An indication of just how prestigious the Ram Prairie Circuit Finals is can be seen in the list of world champions who have also won in the Oklahoma-Kansas-Nebraska region: bareback riders Eric Mouton and Mark Gomes; steer wrestlers Roy Duvall, Ote Berry and Dean Gorsuch; team roper Nick Sartain; saddle bronc riders John McBeth, Robert Etbauer and Billy Etbauer; tie-down ropers Tom Ferguson and Roy Cooper; barrel racer Mary Burger; and bull riders Lane Frost, Terry Don West and Dustin Elliott.
There are a lot of contestants in the game who would love to add their names to that list. Riddle and Navarre are just two of the regular-season leaders; they’re joined by barrel racer Tana Renick of Kingston, Okla.; steer roper Rocky Patterson of Pratt, Kan.; tie-down roper Hunter Herrin of Apache, Okla.; saddle bronc rider Jesse James Kirby of Dodge City, Kan.; team ropers Hunter Munsell of Arnett, Okla., and Braden Harmon of Mustang, Okla; and steer wrestler Chancey Larson of Manhattan, Kan.

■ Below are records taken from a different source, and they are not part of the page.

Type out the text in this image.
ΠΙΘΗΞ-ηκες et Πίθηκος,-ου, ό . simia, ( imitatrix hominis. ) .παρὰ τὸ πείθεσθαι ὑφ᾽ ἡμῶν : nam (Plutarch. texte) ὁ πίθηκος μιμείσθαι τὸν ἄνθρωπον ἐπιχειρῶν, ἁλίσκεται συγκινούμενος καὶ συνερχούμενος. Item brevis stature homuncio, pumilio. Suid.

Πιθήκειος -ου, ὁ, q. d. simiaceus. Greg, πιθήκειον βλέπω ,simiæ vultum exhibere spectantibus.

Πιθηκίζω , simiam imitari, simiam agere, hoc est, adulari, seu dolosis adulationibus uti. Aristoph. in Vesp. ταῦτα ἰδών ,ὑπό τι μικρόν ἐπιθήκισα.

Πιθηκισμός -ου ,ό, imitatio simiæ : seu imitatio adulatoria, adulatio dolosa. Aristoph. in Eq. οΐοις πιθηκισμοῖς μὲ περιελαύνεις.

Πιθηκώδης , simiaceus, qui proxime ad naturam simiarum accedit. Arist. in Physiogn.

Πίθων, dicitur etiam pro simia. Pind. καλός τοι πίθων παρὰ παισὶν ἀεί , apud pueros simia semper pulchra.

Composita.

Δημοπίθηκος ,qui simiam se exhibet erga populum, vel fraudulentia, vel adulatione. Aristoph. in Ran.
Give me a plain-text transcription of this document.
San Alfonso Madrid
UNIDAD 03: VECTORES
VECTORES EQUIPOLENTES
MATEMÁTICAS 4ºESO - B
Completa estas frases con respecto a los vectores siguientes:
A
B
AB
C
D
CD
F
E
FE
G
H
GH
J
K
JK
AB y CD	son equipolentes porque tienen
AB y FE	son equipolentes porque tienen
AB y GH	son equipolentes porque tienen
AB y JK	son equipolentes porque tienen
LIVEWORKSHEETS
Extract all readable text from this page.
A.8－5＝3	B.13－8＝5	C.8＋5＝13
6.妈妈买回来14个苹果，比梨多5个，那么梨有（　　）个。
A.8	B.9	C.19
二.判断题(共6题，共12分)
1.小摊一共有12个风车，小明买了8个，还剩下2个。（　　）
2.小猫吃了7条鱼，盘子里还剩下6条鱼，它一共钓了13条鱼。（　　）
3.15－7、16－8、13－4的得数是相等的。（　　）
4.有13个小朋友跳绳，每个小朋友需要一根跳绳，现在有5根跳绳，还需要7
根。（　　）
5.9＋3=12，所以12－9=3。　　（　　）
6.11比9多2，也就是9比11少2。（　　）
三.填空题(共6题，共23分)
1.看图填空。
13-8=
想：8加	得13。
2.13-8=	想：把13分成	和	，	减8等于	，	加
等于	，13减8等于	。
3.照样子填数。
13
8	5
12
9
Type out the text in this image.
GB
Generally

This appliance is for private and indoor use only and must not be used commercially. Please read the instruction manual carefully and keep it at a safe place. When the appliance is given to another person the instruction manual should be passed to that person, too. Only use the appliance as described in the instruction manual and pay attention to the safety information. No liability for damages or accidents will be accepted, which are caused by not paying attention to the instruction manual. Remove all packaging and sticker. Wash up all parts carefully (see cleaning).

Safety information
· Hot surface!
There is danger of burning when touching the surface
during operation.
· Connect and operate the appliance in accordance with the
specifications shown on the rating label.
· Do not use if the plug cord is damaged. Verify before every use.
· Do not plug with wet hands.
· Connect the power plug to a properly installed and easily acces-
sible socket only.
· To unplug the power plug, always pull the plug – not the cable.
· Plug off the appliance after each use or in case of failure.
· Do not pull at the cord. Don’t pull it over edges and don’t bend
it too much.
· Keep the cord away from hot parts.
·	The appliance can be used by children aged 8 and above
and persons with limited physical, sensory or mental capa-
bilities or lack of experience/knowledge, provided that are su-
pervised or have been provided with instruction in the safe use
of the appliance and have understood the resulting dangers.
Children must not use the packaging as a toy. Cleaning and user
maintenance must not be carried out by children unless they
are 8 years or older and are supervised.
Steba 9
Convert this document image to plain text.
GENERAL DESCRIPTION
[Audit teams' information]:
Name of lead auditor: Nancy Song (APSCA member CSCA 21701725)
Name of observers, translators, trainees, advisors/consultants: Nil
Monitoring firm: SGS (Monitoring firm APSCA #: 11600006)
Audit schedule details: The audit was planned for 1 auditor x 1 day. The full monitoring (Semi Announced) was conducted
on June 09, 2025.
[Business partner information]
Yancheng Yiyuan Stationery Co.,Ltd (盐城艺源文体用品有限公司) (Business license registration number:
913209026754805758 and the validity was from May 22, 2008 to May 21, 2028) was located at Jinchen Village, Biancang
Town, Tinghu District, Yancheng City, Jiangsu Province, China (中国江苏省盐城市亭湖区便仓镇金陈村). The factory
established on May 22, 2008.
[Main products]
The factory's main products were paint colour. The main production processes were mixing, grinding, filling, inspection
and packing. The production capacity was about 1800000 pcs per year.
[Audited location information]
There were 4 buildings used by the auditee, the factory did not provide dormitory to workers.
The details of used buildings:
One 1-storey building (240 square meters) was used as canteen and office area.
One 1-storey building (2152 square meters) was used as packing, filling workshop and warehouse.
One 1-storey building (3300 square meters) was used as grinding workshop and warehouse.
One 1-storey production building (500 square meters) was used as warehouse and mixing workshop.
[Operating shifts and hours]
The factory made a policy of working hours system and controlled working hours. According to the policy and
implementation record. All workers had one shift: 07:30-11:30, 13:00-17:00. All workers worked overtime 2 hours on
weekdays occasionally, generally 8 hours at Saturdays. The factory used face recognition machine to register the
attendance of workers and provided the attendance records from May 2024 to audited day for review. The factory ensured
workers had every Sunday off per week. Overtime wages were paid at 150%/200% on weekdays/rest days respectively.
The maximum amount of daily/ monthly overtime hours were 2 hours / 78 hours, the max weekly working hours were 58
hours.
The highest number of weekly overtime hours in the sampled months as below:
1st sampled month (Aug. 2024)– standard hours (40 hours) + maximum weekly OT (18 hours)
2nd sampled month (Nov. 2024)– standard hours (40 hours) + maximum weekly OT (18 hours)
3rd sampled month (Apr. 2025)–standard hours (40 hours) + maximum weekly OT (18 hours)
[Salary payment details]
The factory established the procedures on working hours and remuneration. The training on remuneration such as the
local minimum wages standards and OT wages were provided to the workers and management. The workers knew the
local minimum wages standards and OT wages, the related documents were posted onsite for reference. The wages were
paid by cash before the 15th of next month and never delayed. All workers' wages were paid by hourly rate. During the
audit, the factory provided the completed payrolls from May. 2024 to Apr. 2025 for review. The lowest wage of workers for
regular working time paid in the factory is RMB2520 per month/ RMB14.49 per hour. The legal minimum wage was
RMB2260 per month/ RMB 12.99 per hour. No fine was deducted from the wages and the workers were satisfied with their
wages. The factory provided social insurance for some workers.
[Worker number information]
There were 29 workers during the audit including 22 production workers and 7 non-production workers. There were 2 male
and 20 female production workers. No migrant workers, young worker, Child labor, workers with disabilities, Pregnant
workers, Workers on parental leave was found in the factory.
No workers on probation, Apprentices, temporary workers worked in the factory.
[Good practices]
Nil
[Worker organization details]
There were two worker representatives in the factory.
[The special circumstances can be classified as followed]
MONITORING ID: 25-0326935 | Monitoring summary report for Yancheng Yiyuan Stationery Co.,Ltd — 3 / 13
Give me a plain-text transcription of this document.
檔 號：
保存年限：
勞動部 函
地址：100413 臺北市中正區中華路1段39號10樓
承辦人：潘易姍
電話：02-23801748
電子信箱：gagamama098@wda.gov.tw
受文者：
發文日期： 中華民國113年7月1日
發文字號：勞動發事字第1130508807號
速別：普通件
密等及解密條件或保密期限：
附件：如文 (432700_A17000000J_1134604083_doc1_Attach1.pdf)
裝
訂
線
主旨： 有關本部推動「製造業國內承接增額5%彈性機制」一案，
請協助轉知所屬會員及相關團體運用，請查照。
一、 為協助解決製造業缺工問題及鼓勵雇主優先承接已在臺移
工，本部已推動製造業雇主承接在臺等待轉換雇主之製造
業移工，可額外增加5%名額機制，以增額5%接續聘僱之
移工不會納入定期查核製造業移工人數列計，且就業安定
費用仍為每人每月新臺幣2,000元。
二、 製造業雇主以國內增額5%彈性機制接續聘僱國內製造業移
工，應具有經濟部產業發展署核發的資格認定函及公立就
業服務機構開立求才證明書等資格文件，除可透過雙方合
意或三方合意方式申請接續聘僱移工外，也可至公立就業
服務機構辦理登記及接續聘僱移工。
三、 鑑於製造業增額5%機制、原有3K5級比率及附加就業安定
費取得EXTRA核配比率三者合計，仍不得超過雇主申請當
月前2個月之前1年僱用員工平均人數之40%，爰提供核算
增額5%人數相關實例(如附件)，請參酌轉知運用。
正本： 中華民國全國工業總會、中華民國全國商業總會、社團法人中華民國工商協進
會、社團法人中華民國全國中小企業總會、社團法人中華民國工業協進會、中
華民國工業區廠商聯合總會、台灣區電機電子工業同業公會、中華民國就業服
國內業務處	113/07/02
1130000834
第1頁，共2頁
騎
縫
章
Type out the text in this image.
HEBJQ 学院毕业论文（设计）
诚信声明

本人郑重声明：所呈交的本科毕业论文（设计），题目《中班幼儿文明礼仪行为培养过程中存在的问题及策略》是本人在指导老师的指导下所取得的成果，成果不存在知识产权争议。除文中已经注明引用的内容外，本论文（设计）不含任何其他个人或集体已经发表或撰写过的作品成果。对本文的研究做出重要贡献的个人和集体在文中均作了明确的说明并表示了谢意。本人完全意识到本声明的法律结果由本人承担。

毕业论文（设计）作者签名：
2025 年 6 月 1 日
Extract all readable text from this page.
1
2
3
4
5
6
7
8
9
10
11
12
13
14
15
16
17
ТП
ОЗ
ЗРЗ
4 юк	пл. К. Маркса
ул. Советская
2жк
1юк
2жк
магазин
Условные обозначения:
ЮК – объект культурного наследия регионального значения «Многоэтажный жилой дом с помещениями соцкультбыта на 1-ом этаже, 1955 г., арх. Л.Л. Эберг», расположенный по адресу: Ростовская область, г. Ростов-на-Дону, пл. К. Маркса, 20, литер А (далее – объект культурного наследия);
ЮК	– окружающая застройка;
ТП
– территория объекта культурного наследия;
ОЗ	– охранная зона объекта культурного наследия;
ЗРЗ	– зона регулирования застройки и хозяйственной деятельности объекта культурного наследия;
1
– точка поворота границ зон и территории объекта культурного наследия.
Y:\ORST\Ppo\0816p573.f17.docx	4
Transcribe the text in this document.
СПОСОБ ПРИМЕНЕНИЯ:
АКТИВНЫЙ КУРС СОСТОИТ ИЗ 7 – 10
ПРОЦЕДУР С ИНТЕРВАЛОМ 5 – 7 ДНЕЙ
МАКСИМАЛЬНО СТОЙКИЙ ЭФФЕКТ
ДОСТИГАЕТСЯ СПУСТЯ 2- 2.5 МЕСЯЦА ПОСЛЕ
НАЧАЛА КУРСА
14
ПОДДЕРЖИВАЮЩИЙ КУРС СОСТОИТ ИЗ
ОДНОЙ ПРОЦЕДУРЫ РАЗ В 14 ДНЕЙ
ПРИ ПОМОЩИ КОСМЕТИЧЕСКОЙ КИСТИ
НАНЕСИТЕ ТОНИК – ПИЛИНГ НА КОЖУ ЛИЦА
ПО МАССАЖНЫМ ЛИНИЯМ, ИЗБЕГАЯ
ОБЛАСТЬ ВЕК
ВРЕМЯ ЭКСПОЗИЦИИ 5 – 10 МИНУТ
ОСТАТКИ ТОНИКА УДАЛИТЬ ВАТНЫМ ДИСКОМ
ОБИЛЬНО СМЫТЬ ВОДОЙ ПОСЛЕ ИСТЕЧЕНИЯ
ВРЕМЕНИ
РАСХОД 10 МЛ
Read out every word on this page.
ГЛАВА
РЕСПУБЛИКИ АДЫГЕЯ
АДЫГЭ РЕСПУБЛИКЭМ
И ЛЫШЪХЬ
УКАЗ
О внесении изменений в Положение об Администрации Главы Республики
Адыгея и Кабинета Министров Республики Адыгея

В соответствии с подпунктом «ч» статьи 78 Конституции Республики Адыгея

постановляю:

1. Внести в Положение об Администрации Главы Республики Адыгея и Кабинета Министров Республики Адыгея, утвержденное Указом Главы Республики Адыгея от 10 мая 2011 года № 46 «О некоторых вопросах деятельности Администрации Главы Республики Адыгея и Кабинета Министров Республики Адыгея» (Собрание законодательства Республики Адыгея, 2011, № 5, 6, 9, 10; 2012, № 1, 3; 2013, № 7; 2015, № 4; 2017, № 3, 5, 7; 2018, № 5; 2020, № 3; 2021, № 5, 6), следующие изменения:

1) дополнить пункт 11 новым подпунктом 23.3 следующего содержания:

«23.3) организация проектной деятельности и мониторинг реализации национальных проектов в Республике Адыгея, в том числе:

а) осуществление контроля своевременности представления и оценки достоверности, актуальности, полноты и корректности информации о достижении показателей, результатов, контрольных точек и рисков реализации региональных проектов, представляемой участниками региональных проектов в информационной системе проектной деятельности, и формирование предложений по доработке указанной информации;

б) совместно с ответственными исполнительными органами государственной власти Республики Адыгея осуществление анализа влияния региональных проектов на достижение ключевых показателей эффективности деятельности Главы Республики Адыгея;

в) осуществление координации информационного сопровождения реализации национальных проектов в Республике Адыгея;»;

“I’ve never won the circuit finals,” Navarre said. “Actually, I’ve only been to the circuit finals a handful of times. It seems like I was always rodeoing so hard outside the circuit that I didn’t have enough circuit rodeos to qualify. There were a lot of years that the circuit finals was at the same time as the PBR finals the years I did qualify for it, so I couldn’t go.”
In addition to winning the regional championship, there’s another level of incentive: The year-end and finals average winners qualify for the Ram National Circuit Finals Rodeo, which will take place next spring in Oklahoma City. That’s the championship for the circuit system, and it allows even part-time cowboys and cowgirls the opportunity to win a national title.
“It’s exciting to have a chance to win the circuit, especially when you have a chance to go to Oklahoma City,” Navarre said. “That’s one of the events I haven’t qualified for yet, so it’d be nice to make it there.”
Riddle has been to there, but that was before it moved from Pocatello, Idaho, to Oklahoma’s capital city.
“My last goal this year was coming out and winning the circuit, but I’ll take it,” said Riddle, whose sister, Melissa, is a Prairie Circuit board member married to Navarre. “A lot of my wins were in the circuit, so it just added up.
“It’ll be nice to have the circuit finals an hour from my house.”
It doesn’t matter if the goal was to make the NFR, make a living on the rodeo trail or squeak into the circuit finals field, the top cowboys in the region are making their plans for Duncan, and that’s a good thing for everyone involved.
“I think it’s great that we have the finals in Duncan,” Navarre said. “I think that board in Duncan has been working hard to put on a good rodeo. I think it’ll be a good event.”